Hence, EPA in general and the IRIS program in particular should explore methods for adoption or adaptation to improve the qualitative and quantitative characterization of uncertainty. In general, there should be both well-structured
qualitative assessment of uncertainties and quantitative assessments wherever possible. Preference should be given to quantitative assessment as the desirable approach, and justification for the use of qualitative instead of quantitative approaches should be provided. For example, it should be explained why the state of science is adequate to characterize a point estimate but not a range of uncertainty if quantitative methods of uncertainty analysis are not used.

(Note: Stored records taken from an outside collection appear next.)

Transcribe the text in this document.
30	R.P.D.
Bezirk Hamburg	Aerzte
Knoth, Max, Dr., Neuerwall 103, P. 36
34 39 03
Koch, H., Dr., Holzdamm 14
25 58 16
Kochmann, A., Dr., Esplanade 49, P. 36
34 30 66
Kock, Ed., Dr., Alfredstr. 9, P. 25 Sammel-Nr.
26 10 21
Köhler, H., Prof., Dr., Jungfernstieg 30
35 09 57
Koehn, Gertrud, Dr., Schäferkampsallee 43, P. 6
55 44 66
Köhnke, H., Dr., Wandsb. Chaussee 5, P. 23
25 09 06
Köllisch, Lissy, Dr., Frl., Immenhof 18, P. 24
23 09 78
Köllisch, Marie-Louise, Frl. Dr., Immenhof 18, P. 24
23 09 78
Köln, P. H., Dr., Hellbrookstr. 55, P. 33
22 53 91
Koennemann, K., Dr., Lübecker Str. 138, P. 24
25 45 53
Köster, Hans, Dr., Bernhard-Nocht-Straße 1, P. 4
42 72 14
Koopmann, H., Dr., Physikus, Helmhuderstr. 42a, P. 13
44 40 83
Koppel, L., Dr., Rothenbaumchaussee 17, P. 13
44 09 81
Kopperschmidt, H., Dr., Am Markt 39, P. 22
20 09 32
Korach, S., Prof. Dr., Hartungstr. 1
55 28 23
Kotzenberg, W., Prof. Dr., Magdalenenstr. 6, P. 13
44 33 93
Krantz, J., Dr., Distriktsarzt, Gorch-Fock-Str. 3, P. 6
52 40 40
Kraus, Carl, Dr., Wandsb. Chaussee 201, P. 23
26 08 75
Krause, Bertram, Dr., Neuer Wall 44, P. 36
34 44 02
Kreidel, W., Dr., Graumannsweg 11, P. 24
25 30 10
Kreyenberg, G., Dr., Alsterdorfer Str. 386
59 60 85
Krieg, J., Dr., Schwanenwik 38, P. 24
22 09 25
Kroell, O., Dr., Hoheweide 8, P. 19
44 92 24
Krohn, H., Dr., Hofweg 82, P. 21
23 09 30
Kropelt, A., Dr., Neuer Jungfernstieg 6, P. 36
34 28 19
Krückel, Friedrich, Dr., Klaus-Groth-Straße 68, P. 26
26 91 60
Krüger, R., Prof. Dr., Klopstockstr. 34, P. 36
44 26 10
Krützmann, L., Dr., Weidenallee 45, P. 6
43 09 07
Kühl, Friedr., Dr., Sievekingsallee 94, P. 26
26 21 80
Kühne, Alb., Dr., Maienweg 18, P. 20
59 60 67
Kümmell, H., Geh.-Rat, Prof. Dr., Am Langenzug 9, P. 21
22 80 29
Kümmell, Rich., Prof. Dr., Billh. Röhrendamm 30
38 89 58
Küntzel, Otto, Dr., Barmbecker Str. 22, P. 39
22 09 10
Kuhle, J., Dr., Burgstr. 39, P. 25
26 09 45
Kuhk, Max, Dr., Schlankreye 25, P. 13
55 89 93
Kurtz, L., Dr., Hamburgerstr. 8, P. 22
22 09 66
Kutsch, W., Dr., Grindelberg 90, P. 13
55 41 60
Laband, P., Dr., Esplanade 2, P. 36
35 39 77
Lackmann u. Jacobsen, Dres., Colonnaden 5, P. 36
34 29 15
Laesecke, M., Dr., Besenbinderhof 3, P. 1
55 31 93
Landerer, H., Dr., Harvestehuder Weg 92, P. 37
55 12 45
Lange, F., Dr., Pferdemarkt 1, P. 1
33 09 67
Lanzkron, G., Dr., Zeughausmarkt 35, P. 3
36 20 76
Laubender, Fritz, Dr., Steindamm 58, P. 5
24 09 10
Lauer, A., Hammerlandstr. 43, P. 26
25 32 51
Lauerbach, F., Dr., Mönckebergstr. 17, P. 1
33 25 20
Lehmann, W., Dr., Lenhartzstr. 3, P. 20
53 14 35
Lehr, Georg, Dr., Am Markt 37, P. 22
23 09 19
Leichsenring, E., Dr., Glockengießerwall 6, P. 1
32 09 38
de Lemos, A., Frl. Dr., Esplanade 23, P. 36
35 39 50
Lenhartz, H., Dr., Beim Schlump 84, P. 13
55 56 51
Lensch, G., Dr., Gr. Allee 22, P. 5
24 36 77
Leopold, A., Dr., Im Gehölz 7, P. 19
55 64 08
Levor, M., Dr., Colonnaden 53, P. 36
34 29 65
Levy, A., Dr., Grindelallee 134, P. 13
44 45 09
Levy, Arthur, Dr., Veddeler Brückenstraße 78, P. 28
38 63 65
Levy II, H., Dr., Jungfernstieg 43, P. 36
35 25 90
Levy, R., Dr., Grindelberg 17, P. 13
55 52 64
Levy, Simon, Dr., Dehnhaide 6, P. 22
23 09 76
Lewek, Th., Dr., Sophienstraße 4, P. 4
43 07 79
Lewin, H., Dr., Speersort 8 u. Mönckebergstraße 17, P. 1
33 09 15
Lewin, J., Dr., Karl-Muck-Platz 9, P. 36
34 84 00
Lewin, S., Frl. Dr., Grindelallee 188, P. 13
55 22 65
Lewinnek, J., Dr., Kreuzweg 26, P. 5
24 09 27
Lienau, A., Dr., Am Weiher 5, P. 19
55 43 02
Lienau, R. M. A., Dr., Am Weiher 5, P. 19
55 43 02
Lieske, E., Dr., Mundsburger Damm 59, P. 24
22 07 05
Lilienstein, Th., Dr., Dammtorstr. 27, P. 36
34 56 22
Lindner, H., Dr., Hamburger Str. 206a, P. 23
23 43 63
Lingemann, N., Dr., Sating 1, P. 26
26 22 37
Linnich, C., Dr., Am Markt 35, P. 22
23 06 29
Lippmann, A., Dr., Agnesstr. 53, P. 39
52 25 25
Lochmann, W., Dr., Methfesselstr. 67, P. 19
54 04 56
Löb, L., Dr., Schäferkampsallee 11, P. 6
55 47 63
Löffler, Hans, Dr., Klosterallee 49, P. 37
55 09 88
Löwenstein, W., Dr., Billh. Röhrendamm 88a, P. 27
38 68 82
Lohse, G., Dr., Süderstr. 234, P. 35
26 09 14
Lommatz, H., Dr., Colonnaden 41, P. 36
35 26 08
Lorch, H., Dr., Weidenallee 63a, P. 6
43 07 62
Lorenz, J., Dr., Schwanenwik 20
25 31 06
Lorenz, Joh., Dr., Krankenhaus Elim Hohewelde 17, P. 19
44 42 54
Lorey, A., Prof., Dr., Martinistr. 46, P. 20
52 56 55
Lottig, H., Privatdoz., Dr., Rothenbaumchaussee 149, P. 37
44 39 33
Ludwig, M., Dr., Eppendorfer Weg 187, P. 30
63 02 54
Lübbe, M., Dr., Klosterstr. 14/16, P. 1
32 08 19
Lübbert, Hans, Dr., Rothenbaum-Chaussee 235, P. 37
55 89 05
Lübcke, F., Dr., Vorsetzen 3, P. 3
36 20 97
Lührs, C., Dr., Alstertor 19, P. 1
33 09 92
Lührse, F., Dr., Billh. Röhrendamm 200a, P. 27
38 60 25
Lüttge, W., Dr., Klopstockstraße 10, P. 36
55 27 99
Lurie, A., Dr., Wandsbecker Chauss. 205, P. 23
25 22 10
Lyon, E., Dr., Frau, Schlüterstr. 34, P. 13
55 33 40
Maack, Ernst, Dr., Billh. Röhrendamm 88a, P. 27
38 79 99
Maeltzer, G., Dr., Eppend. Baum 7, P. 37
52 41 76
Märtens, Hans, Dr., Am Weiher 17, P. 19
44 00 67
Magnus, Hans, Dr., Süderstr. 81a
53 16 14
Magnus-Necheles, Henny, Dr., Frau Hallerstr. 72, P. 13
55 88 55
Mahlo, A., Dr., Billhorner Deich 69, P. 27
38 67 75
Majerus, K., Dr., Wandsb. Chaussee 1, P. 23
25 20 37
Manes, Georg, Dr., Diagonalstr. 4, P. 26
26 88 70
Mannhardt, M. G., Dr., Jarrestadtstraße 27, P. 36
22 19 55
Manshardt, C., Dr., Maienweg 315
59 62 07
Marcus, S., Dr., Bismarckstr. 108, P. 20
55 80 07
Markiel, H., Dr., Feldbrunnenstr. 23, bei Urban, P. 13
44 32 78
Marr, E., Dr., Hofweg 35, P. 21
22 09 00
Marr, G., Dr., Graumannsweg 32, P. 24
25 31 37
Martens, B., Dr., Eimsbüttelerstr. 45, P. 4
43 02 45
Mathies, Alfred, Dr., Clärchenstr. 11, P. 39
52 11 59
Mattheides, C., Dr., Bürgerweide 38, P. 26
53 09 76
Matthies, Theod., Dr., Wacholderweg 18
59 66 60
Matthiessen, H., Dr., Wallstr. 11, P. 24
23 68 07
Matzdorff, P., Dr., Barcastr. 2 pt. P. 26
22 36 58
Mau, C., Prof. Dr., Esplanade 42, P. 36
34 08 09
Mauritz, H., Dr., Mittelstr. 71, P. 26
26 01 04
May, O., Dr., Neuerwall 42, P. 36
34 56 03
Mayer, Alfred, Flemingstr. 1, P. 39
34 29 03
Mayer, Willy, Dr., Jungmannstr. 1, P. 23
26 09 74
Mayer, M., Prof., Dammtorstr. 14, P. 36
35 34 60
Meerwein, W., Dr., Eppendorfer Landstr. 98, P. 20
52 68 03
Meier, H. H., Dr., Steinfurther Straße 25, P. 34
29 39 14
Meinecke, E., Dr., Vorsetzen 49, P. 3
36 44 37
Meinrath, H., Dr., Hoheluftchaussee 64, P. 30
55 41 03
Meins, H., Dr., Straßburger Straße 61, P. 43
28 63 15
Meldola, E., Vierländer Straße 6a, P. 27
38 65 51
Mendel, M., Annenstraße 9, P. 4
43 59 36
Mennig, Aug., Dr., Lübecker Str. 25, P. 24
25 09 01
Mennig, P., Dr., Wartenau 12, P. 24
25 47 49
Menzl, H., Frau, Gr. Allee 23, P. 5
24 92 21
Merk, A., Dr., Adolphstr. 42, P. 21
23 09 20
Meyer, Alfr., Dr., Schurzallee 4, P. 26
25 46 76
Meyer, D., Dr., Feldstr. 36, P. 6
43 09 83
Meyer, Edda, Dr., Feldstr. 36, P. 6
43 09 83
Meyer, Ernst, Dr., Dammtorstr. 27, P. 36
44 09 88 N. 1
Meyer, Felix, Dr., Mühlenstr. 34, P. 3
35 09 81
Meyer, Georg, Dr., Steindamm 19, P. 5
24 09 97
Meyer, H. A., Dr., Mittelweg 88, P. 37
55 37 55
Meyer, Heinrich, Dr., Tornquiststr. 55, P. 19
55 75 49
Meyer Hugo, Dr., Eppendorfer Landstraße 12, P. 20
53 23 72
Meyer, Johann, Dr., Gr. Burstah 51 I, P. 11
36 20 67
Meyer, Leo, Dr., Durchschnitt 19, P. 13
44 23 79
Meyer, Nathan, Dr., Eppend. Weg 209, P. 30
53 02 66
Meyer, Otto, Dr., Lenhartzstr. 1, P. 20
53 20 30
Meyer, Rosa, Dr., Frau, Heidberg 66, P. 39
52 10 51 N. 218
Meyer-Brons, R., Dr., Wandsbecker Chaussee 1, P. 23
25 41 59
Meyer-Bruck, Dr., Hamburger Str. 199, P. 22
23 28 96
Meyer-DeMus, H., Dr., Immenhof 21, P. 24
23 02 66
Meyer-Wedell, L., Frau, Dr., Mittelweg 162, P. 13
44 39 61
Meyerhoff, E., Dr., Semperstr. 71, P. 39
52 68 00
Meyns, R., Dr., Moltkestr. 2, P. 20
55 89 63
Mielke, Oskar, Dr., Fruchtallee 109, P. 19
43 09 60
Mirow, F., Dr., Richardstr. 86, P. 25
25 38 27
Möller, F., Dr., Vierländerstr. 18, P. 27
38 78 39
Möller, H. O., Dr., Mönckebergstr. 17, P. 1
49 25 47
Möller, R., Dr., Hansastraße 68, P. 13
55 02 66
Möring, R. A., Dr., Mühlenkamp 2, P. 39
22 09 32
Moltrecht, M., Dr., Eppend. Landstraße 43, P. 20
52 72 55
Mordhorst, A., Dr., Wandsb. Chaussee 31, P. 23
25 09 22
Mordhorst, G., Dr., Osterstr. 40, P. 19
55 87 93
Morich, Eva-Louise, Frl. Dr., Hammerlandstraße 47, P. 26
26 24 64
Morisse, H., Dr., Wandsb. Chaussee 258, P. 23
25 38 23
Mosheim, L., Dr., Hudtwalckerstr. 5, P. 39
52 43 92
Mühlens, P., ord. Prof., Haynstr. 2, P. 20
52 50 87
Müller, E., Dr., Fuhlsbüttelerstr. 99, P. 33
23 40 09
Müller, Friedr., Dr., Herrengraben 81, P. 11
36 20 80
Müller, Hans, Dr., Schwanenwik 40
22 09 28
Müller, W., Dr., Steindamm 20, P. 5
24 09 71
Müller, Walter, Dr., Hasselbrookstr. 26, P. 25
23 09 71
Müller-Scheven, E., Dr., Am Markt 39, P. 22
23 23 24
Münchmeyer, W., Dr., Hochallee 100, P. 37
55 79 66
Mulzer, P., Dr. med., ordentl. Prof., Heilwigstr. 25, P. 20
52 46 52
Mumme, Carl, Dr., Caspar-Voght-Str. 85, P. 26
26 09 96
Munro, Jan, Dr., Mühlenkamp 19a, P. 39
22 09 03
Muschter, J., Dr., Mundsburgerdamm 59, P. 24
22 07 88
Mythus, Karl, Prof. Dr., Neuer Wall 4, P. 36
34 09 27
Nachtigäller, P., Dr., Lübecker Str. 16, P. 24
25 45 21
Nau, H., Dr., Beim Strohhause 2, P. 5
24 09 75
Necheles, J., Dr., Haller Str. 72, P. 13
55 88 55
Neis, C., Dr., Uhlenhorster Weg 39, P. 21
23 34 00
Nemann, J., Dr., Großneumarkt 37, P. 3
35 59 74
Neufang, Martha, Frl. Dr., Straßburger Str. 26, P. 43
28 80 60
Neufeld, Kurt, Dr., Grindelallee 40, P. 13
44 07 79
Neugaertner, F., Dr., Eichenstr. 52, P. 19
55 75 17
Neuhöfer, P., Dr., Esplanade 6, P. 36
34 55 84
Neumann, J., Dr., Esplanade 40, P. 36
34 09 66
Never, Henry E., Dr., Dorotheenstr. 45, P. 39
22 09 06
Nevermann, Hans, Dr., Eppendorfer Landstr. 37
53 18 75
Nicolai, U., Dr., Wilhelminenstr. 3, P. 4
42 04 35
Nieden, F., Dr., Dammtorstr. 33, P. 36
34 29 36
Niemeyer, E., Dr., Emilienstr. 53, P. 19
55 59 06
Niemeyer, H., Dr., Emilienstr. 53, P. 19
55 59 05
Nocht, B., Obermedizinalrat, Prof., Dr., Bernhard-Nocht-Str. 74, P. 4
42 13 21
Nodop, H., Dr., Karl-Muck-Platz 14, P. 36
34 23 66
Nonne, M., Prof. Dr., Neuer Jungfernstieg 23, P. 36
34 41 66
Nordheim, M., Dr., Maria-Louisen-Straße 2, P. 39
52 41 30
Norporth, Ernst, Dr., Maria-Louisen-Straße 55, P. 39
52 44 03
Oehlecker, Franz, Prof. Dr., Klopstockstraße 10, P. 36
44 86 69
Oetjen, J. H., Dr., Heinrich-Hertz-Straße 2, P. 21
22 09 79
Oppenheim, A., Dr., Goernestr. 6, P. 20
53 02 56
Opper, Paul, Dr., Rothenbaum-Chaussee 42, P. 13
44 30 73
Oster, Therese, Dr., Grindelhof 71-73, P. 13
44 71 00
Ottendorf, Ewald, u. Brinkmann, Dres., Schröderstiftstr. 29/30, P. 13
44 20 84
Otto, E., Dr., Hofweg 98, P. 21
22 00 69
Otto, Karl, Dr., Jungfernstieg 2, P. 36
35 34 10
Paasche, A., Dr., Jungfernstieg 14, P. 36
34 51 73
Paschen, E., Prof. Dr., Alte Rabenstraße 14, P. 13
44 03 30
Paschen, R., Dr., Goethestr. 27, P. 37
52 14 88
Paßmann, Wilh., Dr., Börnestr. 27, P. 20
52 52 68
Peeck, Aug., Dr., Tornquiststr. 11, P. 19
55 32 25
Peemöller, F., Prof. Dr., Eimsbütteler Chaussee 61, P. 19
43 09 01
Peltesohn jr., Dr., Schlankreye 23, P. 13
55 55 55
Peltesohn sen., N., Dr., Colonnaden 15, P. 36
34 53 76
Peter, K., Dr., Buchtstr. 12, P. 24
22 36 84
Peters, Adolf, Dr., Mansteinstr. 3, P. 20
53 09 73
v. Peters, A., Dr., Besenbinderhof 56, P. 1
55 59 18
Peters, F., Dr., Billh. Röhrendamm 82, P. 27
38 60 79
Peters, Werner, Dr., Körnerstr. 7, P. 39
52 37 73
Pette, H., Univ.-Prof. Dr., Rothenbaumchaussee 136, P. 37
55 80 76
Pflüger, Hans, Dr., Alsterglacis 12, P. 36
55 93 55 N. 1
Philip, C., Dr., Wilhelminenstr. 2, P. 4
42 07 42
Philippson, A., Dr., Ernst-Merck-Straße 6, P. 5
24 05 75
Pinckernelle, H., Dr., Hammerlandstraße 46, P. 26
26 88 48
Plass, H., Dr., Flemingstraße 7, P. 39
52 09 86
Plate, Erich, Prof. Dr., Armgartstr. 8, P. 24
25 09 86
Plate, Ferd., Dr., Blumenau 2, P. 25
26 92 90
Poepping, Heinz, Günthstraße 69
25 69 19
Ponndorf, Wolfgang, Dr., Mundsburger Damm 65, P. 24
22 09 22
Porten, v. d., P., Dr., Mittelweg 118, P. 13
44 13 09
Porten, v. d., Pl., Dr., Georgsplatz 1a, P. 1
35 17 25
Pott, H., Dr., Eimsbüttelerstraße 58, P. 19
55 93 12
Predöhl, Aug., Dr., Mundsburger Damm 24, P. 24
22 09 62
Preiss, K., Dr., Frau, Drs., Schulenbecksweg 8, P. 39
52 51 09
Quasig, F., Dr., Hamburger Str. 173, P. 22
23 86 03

A key way forward in quantifying uncertainty is to accept the role of expert scientific judgment. Such judgment is used routinely to make inferences regarding hazard identification and in developing dose-response characterizations of chemicals. The examples of Evans et al. (1994), IEC (2006), and Small (2008) rely on encoding expert judgment as subjective probability distributions to various degrees. The appropriate selection and application of methods for quantifying uncertainty in dose-response relationships are undergoing development and need additional research from which guidance on best practices can be derived. As an example of the exploratory nature of dealing with uncertainty in dose-response relationships, the 2007 Resources for the Future workshop “Uncertainty Modeling in Dose Response: Dealing with Simple Bioassay Data, and Where Do We Go from Here?” explored a variety of methods for quantifying uncertainty and the needed role of qualitative assessment to deal with aspects of dose-response modeling that are believed not to be amenable to quantification. Some quantitative techniques that were explored were bootstrap simulation and probabilistic inversion with isotonic regression and Bayesian-model averaging to deal with uncertainty in model structure. However, although there is not yet a default method for quantifying uncertainty in dose-response relationships, EPA can and should review and adopt or adapt various methods that are being explored in the scientific community, taking particular note of the possibilities for combining expert judgment and data with Bayesian approaches.